The fans made sure the players grasped the significance of their 43-37 stunner over LSU on Saturday.
``This was the first time I stayed on the field after the game,'' defensive end Jeremy Jarmon said. ``Watching the fans rush the field just shows the backing we have as a team. It is the chance of a lifetime to have the No. 1 team travel into your stadium and you get the opportunity to upset them.''
Five years ago, when these teams last met at Commonwealth Stadium, Kentucky fans also rushed the field, only to find their celebration halted by a play still known in Baton Rouge as the ``Bluegrass Miracle.'' Devery Henderson grabbed a tipped pass and carried it 75 yards for the game-winning score.
``Maybe that's payback for the one that got away,'' Kentucky coach Rich Brooks said.
Kentucky's payback didn't feature any single plays quite as dramatic as Henderson's catch, but it did feature a 13-point comeback, a key fourth-down stop in triple-overtime, and a clutch TD pass from Andre Woodson, one of the nation's top quarterbacks.

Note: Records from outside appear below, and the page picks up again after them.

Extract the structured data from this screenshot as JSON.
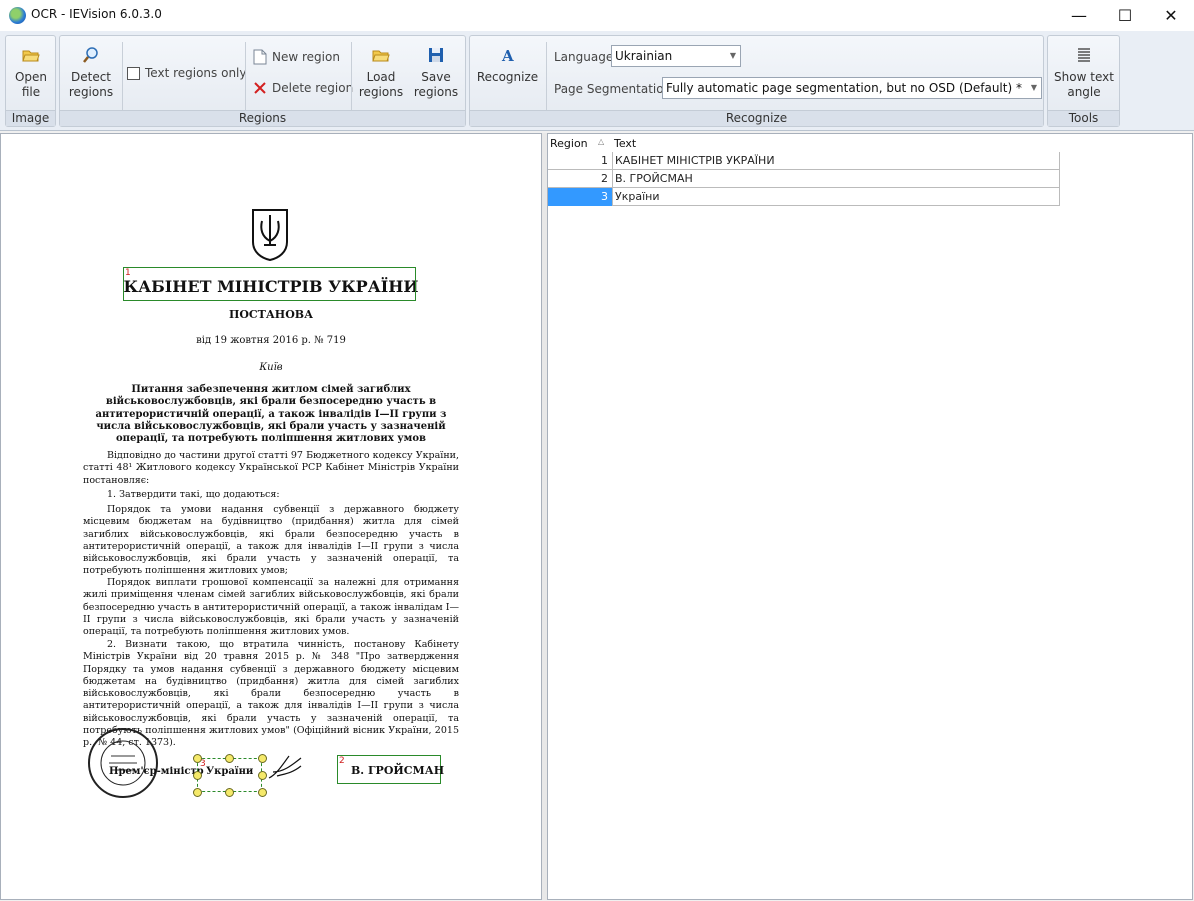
{
  "window": {
    "title": "OCR - IEVision 6.0.3.0",
    "minimize": "—",
    "maximize": "☐",
    "close": "✕"
  },
  "ribbon": {
    "image": {
      "label": "Image",
      "open_file_line1": "Open",
      "open_file_line2": "file"
    },
    "regions": {
      "label": "Regions",
      "detect_line1": "Detect",
      "detect_line2": "regions",
      "text_regions_only": "Text regions only",
      "new_region": "New region",
      "delete_region": "Delete region",
      "load_line1": "Load",
      "load_line2": "regions",
      "save_line1": "Save",
      "save_line2": "regions"
    },
    "recognize": {
      "label": "Recognize",
      "button": "Recognize",
      "language_label": "Language",
      "language_value": "Ukrainian",
      "seg_label": "Page Segmentation",
      "seg_value": "Fully automatic page segmentation, but no OSD (Default) *"
    },
    "tools": {
      "label": "Tools",
      "angle_line1": "Show text",
      "angle_line2": "angle"
    }
  },
  "grid": {
    "col_region": "Region",
    "col_text": "Text",
    "rows": [
      {
        "region": "1",
        "text": "КАБІНЕТ МІНІСТРІВ УКРАЇНИ"
      },
      {
        "region": "2",
        "text": "В. ГРОЙСМАН"
      },
      {
        "region": "3",
        "text": "України"
      }
    ]
  },
  "document": {
    "heading": "КАБІНЕТ МІНІСТРІВ УКРАЇНИ",
    "resolution": "ПОСТАНОВА",
    "date": "від 19 жовтня 2016 р. № 719",
    "city": "Київ",
    "subject": "Питання забезпечення житлом сімей загиблих військовослужбовців, які брали безпосередню участь в антитерористичній операції, а також інвалідів I—II групи з числа військовослужбовців, які брали участь у зазначеній операції, та потребують поліпшення житлових умов",
    "p1": "Відповідно до частини другої статті 97 Бюджетного кодексу України, статті 48¹ Житлового кодексу Української РСР Кабінет Міністрів України постановляє:",
    "p2": "1. Затвердити такі, що додаються:",
    "p3": "Порядок та умови надання субвенції з державного бюджету місцевим бюджетам на будівництво (придбання) житла для сімей загиблих військовослужбовців, які брали безпосередню участь в антитерористичній операції, а також для інвалідів I—II групи з числа військовослужбовців, які брали участь у зазначеній операції, та потребують поліпшення житлових умов;",
    "p4": "Порядок виплати грошової компенсації за належні для отримання жилі приміщення членам сімей загиблих військовослужбовців, які брали безпосередню участь в антитерористичній операції, а також інвалідам I—II групи з числа військовослужбовців, які брали участь у зазначеній операції, та потребують поліпшення житлових умов.",
    "p5": "2. Визнати такою, що втратила чинність, постанову Кабінету Міністрів України від 20 травня 2015 р. № 348 \"Про затвердження Порядку та умов надання субвенції з державного бюджету місцевим бюджетам на будівництво (придбання) житла для сімей загиблих військовослужбовців, які брали безпосередню участь в антитерористичній операції, а також для інвалідів I—II групи з числа військовослужбовців, які брали участь у зазначеній операції, та потребують поліпшення житлових умов\" (Офіційний вісник України, 2015 р., № 44, ст. 1373).",
    "pm_label_a": "Прем'єр-міністр",
    "pm_label_b": "України",
    "signer": "В. ГРОЙСМАН",
    "region_numbers": [
      "1",
      "2",
      "3"
    ]
  }
}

Woodson found Steve Johnson open in the corner of the end zone for the go-ahead score. Earlier in the game, he found Johnson on a 51-deep route reminiscent of the play that beat rival Louisville a few weeks ago.
For the third time this season, Woodson engineered a comeback upset either late in the fourth quarter or in overtime.
``We just continued to believe,'' Woodson said. ``The defense kept them out of the end zone and set up field goals instead. We kept believing that we could move the ball.''
Kentucky (6-1, 2-1) moved the ball against the nation's top-ranked defense despite playing without Rafael Little, its top rusher. Third-string back Alfonso Smith wasn't available either, and backup Tony Dixon had a hip injury flare up during the game.
That meant fourth-stringer Derrick Locke carried the load down the stretch, contributing a TD in the first overtime.
The last No. 1 team beaten during the regular season happened Dec. 6, 2003, when Kansas State upset top-ranked Oklahoma 35-7 for the Big 12 title.
No. 2 California also lost Saturday, to unranked Oregon State, but with all the national title talk, Brooks was more interested in the SEC standings.
``This is one game and it is huge, but we have five left and they're all tough,'' Brooks said. ``What we did is give some other people hope that they're still in the mix, and they are. I don't know that anybody is out of it in the SEC East or West right now.''
That certainly includes the Wildcats, who get little time to rest on their laurels with defending national champion Florida coming to town next.